Originally written as a libretto for the Berlin State Opera, Elfriede Jelinek’s rein GOLD reconstructs the events of Wagner’s epic Ring cycle and extends them into the present day. Brünnhilde diagnoses Wotan, father of the gods, to be a victim of capitalism because he, too, has fallen into the trap of wanting to own a castle he cannot afford. In a series of monologues, Brünnhilde and Wotan chart the evolution of capitalism from the Nibelungen Saga to the 2008 financial crisis. Written with her trademark ‘extraordinary linguistic zeal’ (Swedish Academy), rein GOLD is a playful and ferocious critique of universal greed by the 2004 Nobel Prize in Literature laureate.

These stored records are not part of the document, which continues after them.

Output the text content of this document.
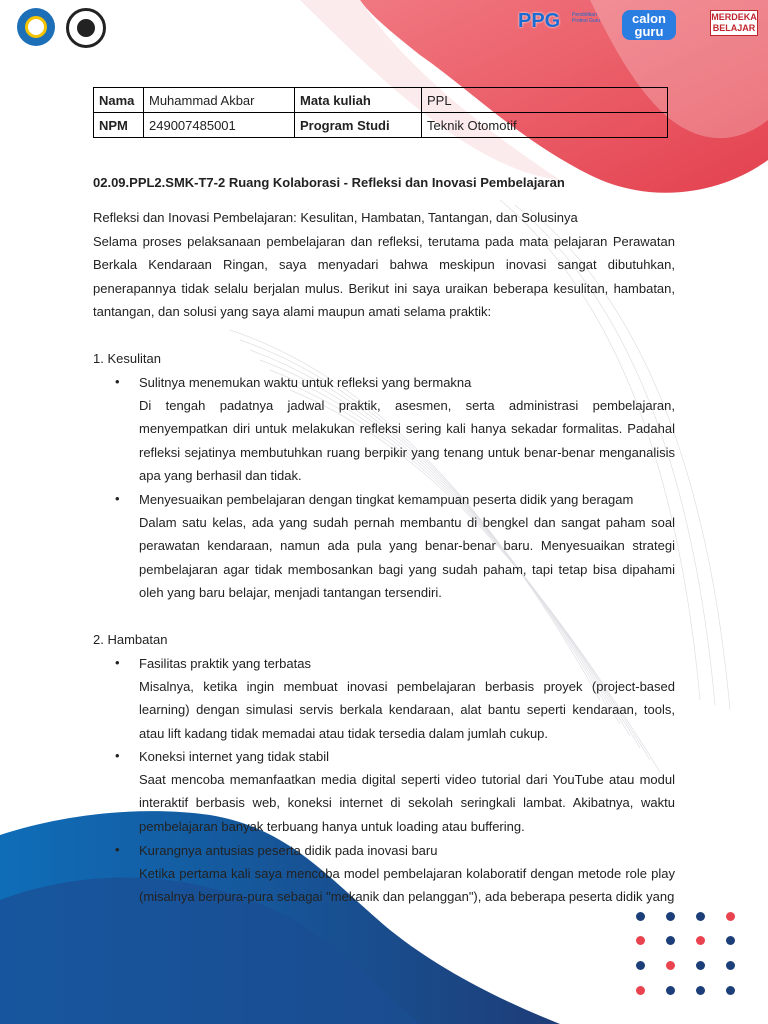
PPG Pendidikan Profesi Guru	calon guru
MERDEKA BELAJAR
Nama	Muhammad Akbar	Mata kuliah	PPL
NPM	249007485001	Program Studi	Teknik Otomotif
02.09.PPL2.SMK-T7-2 Ruang Kolaborasi - Refleksi dan Inovasi Pembelajaran
Refleksi dan Inovasi Pembelajaran: Kesulitan, Hambatan, Tantangan, dan Solusinya
Selama proses pelaksanaan pembelajaran dan refleksi, terutama pada mata pelajaran Perawatan Berkala Kendaraan Ringan, saya menyadari bahwa meskipun inovasi sangat dibutuhkan, penerapannya tidak selalu berjalan mulus. Berikut ini saya uraikan beberapa kesulitan, hambatan, tantangan, dan solusi yang saya alami maupun amati selama praktik:
1. Kesulitan
• Sulitnya menemukan waktu untuk refleksi yang bermakna
Di tengah padatnya jadwal praktik, asesmen, serta administrasi pembelajaran, menyempatkan diri untuk melakukan refleksi sering kali hanya sekadar formalitas. Padahal refleksi sejatinya membutuhkan ruang berpikir yang tenang untuk benar-benar menganalisis apa yang berhasil dan tidak.
• Menyesuaikan pembelajaran dengan tingkat kemampuan peserta didik yang beragam
Dalam satu kelas, ada yang sudah pernah membantu di bengkel dan sangat paham soal perawatan kendaraan, namun ada pula yang benar-benar baru. Menyesuaikan strategi pembelajaran agar tidak membosankan bagi yang sudah paham, tapi tetap bisa dipahami oleh yang baru belajar, menjadi tantangan tersendiri.
2. Hambatan
• Fasilitas praktik yang terbatas
Misalnya, ketika ingin membuat inovasi pembelajaran berbasis proyek (project-based learning) dengan simulasi servis berkala kendaraan, alat bantu seperti kendaraan, tools, atau lift kadang tidak memadai atau tidak tersedia dalam jumlah cukup.
• Koneksi internet yang tidak stabil
Saat mencoba memanfaatkan media digital seperti video tutorial dari YouTube atau modul interaktif berbasis web, koneksi internet di sekolah seringkali lambat. Akibatnya, waktu pembelajaran banyak terbuang hanya untuk loading atau buffering.
• Kurangnya antusias peserta didik pada inovasi baru
Ketika pertama kali saya mencoba model pembelajaran kolaboratif dengan metode role play (misalnya berpura-pura sebagai "mekanik dan pelanggan"), ada beberapa peserta didik yang
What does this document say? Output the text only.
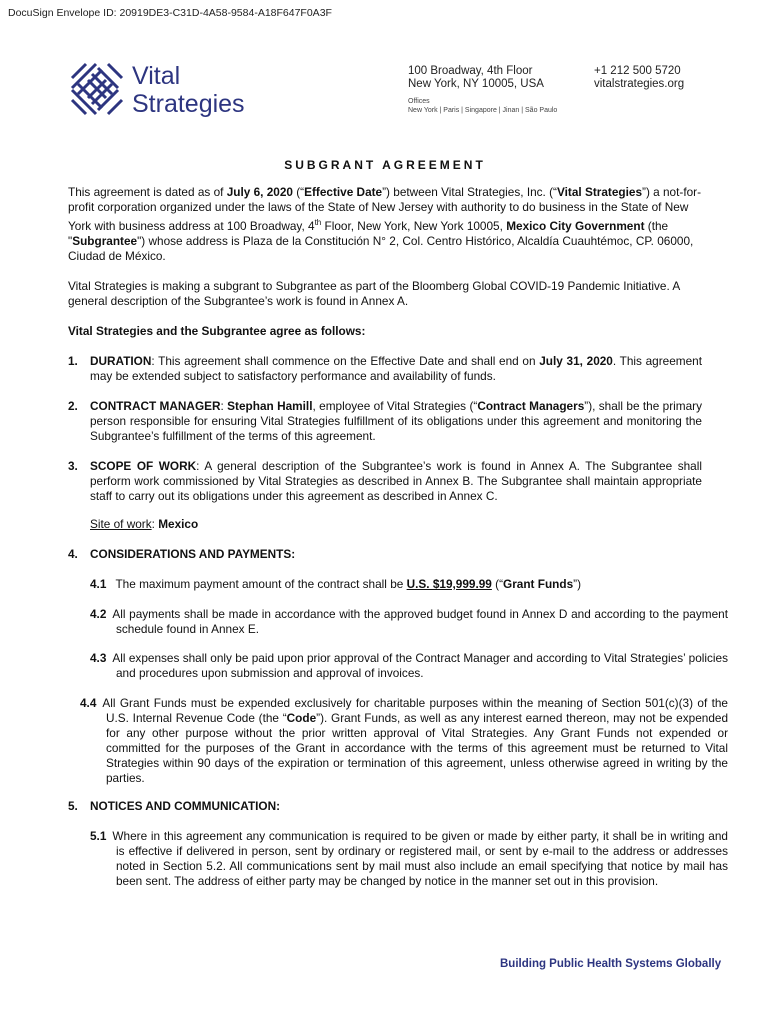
DocuSign Envelope ID: 20919DE3-C31D-4A58-9584-A18F647F0A3F
Vital
Strategies
100 Broadway, 4th Floor
New York, NY 10005, USA
+1 212 500 5720
vitalstrategies.org
Offices
New York | Paris | Singapore | Jinan | São Paulo
SUBGRANT AGREEMENT

This agreement is dated as of July 6, 2020 (“Effective Date”) between Vital Strategies, Inc. (“Vital Strategies”) a not-for-profit corporation organized under the laws of the State of New Jersey with authority to do business in the State of New York with business address at 100 Broadway, 4th Floor, New York, New York 10005, Mexico City Government (the "Subgrantee") whose address is Plaza de la Constitución N° 2, Col. Centro Histórico, Alcaldía Cuauhtémoc, CP. 06000, Ciudad de México.

Vital Strategies is making a subgrant to Subgrantee as part of the Bloomberg Global COVID-19 Pandemic Initiative. A general description of the Subgrantee’s work is found in Annex A.
Vital Strategies and the Subgrantee agree as follows:
1. DURATION: This agreement shall commence on the Effective Date and shall end on July 31, 2020. This agreement may be extended subject to satisfactory performance and availability of funds.
2. CONTRACT MANAGER: Stephan Hamill, employee of Vital Strategies (“Contract Managers”), shall be the primary person responsible for ensuring Vital Strategies fulfillment of its obligations under this agreement and monitoring the Subgrantee’s fulfillment of the terms of this agreement.
3. SCOPE OF WORK: A general description of the Subgrantee’s work is found in Annex A. The Subgrantee shall perform work commissioned by Vital Strategies as described in Annex B. The Subgrantee shall maintain appropriate staff to carry out its obligations under this agreement as described in Annex C.
Site of work: Mexico
4. CONSIDERATIONS AND PAYMENTS:
4.1 The maximum payment amount of the contract shall be U.S. $19,999.99 (“Grant Funds”)
4.2 All payments shall be made in accordance with the approved budget found in Annex D and according to the payment schedule found in Annex E.
4.3 All expenses shall only be paid upon prior approval of the Contract Manager and according to Vital Strategies’ policies and procedures upon submission and approval of invoices.
4.4 All Grant Funds must be expended exclusively for charitable purposes within the meaning of Section 501(c)(3) of the U.S. Internal Revenue Code (the “Code”). Grant Funds, as well as any interest earned thereon, may not be expended for any other purpose without the prior written approval of Vital Strategies. Any Grant Funds not expended or committed for the purposes of the Grant in accordance with the terms of this agreement must be returned to Vital Strategies within 90 days of the expiration or termination of this agreement, unless otherwise agreed in writing by the parties.
5. NOTICES AND COMMUNICATION:
5.1 Where in this agreement any communication is required to be given or made by either party, it shall be in writing and is effective if delivered in person, sent by ordinary or registered mail, or sent by e-mail to the address or addresses noted in Section 5.2. All communications sent by mail must also include an email specifying that notice by mail has been sent. The address of either party may be changed by notice in the manner set out in this provision.
Building Public Health Systems Globally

‘In rein GOLD, Jelinek reimagines the characters of Brünnhilde and Wotan from Wagner’s Ring cycle and transposes them into the context of modernity. She delivers an impassioned exposé of the discontents of capitalism. Her musical thought is interwoven with myth, politics, and Wagnerian motifs. Gitta Honegger’s excellent translation allows us to experience the intense flow of her characters’ streams of consciousness entangled in greed and alienation.’
— Xiaolu Guo, author of A Lover’s Discourse

rein GOLD is a masterful, obsessional, hypnotic journey. Jelinek brings a sharp modernity and relevance to a series of inward wanderings. She is equal to a great myth and makes it new.’
— A.L. Kennedy, author of The Little Snake

‘Living legend Elfriede Jelinek’s rein GOLD, rhapsodically written from the maw of forlorn gods, echoes like an incensed dialogue-eulogy designed to fill the space soon left behind the eventual implosion of the twenty-first century’s bottomless appetite for capital, for absent love. “For what?” rein GOLD’s Brünnhilde asks and asks, trying out answers like mad masks, in search of something lost out here among us that even the gods cannot quite name, yet found as if alive here for all to feel – as in the masterworks of Bernhard’s Correction and Lispector’s The Passion According to G.H. – by the inimitable, majestically incensed end-visions of master Jelinek.’
— Blake Butler, author of Alice Knott

‘Jelinek’s work is brave, adventurous, witty, antagonistic and devastatingly right about the sorriness of human existence, and her contempt is expressed with surprising chirpiness: it’s a wild ride.’